Yapay zekâya ilişkin en temel sorunlardan biri, değerlerin kim tarafından ve nasıl kodlandığı sorusudur.
Yapay zekâ sistemleri, büyük veri setlerine dayanarak çalışmakta ve bireylerin mahremiyetini tehdit edebilmektedir.

Paylaş

Bu yazı şu dillerde de mevcuttur: English Русский

İnsanlık tarihi boyunca teknoloji, insan yaşamını dönüştüren en güçlü araçlardan biri olmuştur. Ancak hiçbir teknolojik sıçrama, yapay zekâ kadar geniş kapsamlı etik ve hukuki tartışmaları beraberinde getirmemiştir. Yapay zekâ sistemlerinin gelişimi, sadece üretkenlik ve verimlilik gibi ekonomik parametreleri değil, aynı zamanda insanlık onuru, özgürlükler, eşitlik ve adalet gibi temel değerleri de doğrudan etkileyen bir dönüşüm sürecini tetiklemiştir. Bu çerçevede yapay zekânın etik ilkeler temelinde yönlendirilmesi ve hukuki çerçevesinin belirlenmesi, gelecekte insanlık için yeni bir normlar rejiminin oluşturulmasını zorunlu kılmaktadır.

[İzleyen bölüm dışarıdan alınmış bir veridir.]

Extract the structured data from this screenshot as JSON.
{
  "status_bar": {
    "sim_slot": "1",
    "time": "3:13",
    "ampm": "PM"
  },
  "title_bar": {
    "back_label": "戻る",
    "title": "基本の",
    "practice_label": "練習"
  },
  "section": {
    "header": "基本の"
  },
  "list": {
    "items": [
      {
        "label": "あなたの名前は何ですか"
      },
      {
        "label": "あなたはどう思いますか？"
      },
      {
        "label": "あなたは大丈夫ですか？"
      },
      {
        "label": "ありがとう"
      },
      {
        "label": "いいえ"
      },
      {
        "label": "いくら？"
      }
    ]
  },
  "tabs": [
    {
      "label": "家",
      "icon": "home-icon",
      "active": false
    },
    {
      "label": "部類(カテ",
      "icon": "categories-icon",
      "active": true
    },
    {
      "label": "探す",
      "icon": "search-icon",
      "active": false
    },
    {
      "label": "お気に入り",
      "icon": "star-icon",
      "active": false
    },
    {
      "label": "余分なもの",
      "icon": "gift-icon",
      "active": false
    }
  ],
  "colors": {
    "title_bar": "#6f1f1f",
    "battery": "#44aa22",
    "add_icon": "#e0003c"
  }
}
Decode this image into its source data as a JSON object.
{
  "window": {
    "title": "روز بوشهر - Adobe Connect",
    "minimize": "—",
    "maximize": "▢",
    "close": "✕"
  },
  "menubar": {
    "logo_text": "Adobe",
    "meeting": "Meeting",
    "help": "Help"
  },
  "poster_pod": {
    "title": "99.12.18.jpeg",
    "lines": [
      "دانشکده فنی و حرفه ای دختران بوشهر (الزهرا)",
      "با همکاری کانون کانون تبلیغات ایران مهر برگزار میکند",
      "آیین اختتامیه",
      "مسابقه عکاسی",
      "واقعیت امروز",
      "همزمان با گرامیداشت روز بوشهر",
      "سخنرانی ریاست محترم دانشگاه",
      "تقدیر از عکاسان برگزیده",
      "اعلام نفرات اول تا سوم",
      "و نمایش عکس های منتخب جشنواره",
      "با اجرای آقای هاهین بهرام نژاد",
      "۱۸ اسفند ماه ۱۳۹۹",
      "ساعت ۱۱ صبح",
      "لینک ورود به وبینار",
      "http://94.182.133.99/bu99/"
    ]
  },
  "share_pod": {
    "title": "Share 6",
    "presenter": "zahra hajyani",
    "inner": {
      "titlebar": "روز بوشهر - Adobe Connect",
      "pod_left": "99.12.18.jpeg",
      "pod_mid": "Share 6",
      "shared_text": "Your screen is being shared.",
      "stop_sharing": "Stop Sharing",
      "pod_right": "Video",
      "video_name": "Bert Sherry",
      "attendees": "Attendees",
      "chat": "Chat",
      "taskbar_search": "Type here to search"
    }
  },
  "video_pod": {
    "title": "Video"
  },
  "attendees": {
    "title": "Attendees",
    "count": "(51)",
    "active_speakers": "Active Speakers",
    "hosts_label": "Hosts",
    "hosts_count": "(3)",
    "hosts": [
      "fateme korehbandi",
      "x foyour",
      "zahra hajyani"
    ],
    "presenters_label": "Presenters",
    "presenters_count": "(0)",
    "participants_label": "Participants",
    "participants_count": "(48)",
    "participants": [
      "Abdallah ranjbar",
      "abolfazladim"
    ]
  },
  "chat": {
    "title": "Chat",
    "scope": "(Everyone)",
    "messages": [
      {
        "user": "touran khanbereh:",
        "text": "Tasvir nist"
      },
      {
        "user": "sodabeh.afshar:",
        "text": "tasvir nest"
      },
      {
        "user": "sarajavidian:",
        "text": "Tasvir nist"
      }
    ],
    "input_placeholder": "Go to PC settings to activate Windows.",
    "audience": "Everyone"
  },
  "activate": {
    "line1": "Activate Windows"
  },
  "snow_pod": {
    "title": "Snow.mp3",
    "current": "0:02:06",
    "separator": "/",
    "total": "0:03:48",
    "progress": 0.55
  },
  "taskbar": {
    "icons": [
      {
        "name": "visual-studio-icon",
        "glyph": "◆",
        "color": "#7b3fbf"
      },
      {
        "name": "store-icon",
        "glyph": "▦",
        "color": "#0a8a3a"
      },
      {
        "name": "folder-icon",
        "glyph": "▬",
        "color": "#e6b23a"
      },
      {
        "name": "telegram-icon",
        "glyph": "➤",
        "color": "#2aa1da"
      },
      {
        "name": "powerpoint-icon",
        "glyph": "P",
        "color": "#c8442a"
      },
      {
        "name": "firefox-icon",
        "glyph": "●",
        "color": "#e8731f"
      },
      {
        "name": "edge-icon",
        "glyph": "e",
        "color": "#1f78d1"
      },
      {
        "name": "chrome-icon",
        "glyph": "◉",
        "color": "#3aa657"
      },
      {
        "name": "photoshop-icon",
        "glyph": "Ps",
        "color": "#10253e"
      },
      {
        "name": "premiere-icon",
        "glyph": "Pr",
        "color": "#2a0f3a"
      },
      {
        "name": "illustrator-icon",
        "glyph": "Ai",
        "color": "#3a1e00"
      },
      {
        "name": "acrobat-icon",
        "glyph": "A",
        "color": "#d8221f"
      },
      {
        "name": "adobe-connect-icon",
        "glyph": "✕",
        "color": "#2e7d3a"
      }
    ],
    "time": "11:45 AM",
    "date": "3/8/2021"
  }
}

Yapay zekânın sunduğu imkânlar kadar beraberinde getirdiği riskler de büyüktür. Sağlık hizmetlerinden finans sektörüne, eğitimden yargı sistemine kadar hayatın pek çok alanına entegre olan bu sistemler, insan kararlarını ikame eden veya etkileyen pozisyonlara gelmektedir. Bu durum, karar süreçlerinin şeffaflığı, hesap verebilirliği ve adaleti açısından derin endişeleri doğurmaktadır. Örneğin bir yapay zekâ algoritmasının bir mahkeme kararında etkili olması, yalnızca teknik doğruluk meselesi değil, aynı zamanda adaletin nasıl tanımlandığı ve nasıl tesis edildiği sorularını da beraberinde getirmektedir. Bu bağlamda yapay zekâ uygulamalarının insan hakları normlarıyla uyumlu olup olmadığı, geleceğin temel hukuk tartışmalarından biri olacaktır.

Etik düzlemde ise yapay zekâya ilişkin en temel sorunlardan biri, değerlerin kim tarafından ve nasıl kodlandığı sorusudur. Yapay zekâ sistemleri, tasarımcılarının dünya görüşü, değer yargıları ve önyargılarından bağımsız değildir. Verilerin seçimi, algoritmaların eğitilme biçimi ve sonuçların yorumlanması süreçlerinde mevcut toplumsal eşitsizliklerin ve ayrımcılıkların yeniden üretilebilmesi kuvvetle muhtemeldir. Bu nedenle yapay zekâ etiği, yalnızca teknik güvenlik tedbirlerinden ibaret olamaz; toplumsal adalet, kapsayıcılık ve insan onuruna saygı gibi daha geniş etik ilkeleri de içermek zorundadır.

Yapay zekâ hukukunun geliştirilmesi sürecinde geleneksel hukuk kuramlarının bazı temel zorluklarla karşılaştığı açıktır. Klasik hukuk sistemleri, faili, iradesi ve sorumluluğu olan insan öznesi üzerine inşa edilmiştir. Ancak yapay zekâ, insan öznelliğini doğrudan taklit eden veya ikame eden bir kapasite geliştirdiğinde, hukuki sorumluluk rejimleri köklü bir revizyon ihtiyacıyla karşı karşıya kalmaktadır. Örneğin, bir otonom aracın kazaya sebebiyet vermesi durumunda, sorumluluk üreticiye mi, yazılımcıya mı, kullanıcıya mı yoksa sisteme mi ait olacaktır? Bu soruların yanıtı, mevcut hukuk sistemlerinin sınırlarını zorlamaktadır.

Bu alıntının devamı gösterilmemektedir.